Álex de la Iglesia serves up some pulpy religious horror with 30 Monedas, which, as indicated by its title, has the very coins which were the price of Jesus’ betrayal as the series’ centerpiece.

“We all have something we can’t manage to forget, don’t we, Father? With the Internet, there are no secrets anymore.”
“That really is an invention of the Devil.”

And while the practical make-up/creature effects are much appreciated by yours truly (the huge CGI set piece, not so much), thankfully it isn’t all po-faced horror here.
Fleeting moments of comic lightness stem organically from characters and their interactions with each other so the proceedings don’t inadvertently suffocate us with constant terror-induced anxiety.

“There is a much deeper horror. We live in the midst of a hurricane of lies and deceit. There are no truths, only a furious instinct of destruction and madness, provoked by your God.  I don’t know for what reason. Maybe it’s just for the pleasure of making you suffer.”

And then, for a change of pace…

Strip away the Biblical MacGuffins and the cause-and-effect plot mechanics, swap in a grey ash-laden mood and bleakly creepy atmosphere and a tighter focus on character and emotion, and we have…

KATLA Season 1
(June 2021)


“If you ask me, nothing here seems normal anymore. I know that you scientists don’t believe things unless it can be measured with your fancy equipment, but I can tell you that something is happening that science can unfortunately not explain.”

The eponymous Katla has been in a state of volcanic unrest for a year now, and the small Icelandic community of Vik is all but a ghost town, with most of its inhabitants evacuated, and the remaining few simply “trying to survive.”
But, as if that weren’t already bad enough, some undeniably weird sh!t belatedly hits the fan…

This one revels in its central mystery, one of dread and anticipation, as we (and the forcibly dwindled population of Vik) bear witness to the impossible and inexplicable return of individuals who really shouldn’t be among us, at least, not in the manner in which they’ve returned.
And with that sentence, it should come as no surprise that there are echoes of Les Revenants in Katla, as everyday lives are impacted by the reintroduction of… well… not the dead, exactly, as in Les Revenants*, but certainly, of individuals whose very presence flies in the face of everything we know about existence.

To its credit, Katla doesn’t overly prolong the “Why?” of its mystery.
By its final, eighth episode, it’s made clear why this is all happening.

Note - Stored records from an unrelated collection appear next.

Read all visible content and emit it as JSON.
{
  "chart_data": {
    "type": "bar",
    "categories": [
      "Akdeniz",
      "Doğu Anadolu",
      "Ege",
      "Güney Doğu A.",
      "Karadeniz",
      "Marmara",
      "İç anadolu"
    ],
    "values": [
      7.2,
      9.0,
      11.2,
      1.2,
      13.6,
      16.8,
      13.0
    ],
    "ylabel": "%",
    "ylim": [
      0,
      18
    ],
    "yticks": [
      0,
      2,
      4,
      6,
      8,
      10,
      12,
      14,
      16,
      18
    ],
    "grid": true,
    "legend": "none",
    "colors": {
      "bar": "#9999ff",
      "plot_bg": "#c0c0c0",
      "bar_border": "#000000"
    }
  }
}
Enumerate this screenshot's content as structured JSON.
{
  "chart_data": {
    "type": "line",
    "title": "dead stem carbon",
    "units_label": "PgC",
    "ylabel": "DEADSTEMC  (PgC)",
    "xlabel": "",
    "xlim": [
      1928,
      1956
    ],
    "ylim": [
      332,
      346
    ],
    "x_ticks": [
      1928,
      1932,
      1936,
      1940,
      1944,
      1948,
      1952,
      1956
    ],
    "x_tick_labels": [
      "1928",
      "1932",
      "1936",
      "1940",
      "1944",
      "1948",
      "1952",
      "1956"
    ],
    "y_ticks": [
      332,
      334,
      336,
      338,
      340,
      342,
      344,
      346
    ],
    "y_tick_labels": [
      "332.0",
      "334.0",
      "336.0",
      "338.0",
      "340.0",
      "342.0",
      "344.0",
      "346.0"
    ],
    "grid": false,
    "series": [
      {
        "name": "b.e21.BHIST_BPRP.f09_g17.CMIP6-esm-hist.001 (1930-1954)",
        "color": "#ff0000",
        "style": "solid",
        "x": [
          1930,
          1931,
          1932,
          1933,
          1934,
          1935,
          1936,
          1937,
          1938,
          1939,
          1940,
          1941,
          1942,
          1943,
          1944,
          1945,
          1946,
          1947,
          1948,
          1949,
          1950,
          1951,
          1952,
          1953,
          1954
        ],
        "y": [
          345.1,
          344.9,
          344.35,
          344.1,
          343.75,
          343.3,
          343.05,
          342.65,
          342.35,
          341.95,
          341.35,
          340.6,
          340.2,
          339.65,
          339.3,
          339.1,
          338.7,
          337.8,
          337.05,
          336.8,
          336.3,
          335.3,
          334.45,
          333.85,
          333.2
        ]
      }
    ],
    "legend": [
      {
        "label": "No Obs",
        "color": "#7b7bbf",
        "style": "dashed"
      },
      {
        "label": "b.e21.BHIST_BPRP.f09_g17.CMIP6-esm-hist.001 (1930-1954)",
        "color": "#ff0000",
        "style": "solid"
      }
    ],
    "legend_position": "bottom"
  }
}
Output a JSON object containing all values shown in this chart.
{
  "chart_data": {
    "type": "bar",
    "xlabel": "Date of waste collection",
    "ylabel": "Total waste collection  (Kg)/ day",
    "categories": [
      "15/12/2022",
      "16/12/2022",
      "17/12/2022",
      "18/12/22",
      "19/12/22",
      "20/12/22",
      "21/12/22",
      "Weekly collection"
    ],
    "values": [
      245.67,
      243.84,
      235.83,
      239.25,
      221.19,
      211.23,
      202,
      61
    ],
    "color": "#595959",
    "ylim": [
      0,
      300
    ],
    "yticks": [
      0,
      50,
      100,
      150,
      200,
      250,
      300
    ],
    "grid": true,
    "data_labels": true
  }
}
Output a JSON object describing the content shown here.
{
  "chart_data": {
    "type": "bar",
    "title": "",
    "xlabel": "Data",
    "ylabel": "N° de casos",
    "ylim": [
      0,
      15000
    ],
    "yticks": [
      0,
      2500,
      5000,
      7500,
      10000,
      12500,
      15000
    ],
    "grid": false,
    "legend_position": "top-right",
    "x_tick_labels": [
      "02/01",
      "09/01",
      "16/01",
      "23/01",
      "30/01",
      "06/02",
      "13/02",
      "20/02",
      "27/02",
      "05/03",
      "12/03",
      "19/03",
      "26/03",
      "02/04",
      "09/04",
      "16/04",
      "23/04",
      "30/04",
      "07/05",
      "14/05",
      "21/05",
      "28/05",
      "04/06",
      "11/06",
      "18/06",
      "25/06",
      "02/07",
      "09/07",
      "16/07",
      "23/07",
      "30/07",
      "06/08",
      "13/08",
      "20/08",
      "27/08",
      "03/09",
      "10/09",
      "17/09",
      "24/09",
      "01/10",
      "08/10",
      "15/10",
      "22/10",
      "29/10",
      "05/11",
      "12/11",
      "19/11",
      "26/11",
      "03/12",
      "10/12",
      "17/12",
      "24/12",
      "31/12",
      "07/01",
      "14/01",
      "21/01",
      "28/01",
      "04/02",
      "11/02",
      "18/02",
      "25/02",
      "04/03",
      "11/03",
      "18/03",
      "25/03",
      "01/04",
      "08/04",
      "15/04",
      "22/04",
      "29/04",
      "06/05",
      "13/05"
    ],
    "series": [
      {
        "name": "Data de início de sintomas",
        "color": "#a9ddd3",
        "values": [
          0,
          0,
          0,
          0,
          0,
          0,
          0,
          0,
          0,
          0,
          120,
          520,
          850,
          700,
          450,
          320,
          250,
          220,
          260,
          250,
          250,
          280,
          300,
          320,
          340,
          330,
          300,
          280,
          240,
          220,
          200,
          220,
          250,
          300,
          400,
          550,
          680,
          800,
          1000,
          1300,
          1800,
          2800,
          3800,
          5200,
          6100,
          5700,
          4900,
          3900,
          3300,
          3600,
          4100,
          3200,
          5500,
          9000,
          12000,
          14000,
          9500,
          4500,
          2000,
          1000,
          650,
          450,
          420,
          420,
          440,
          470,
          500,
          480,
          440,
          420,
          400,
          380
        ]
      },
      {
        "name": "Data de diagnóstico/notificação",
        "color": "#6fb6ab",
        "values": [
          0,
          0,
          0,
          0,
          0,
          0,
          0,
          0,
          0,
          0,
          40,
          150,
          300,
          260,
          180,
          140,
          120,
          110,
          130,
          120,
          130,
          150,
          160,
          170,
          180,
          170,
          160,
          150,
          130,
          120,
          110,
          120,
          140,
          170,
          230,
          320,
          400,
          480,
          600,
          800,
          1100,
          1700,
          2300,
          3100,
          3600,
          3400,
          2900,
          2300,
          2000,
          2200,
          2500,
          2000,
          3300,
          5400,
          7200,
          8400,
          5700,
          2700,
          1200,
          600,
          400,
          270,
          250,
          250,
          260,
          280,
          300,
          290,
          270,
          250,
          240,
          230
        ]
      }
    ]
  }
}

Mileage may vary, however, as to whether any particular audience member will accept the explanations, given how everything shakes out in the end.
At the very least, answers are offered, while leaving matters open for any potential follow-up season.

“Nature regularly reminds us how small we are. How everything we’ve got depends on it.”

* Though there are apparently some of those.
And hey! Lookit! There’s a creepy kid here, too!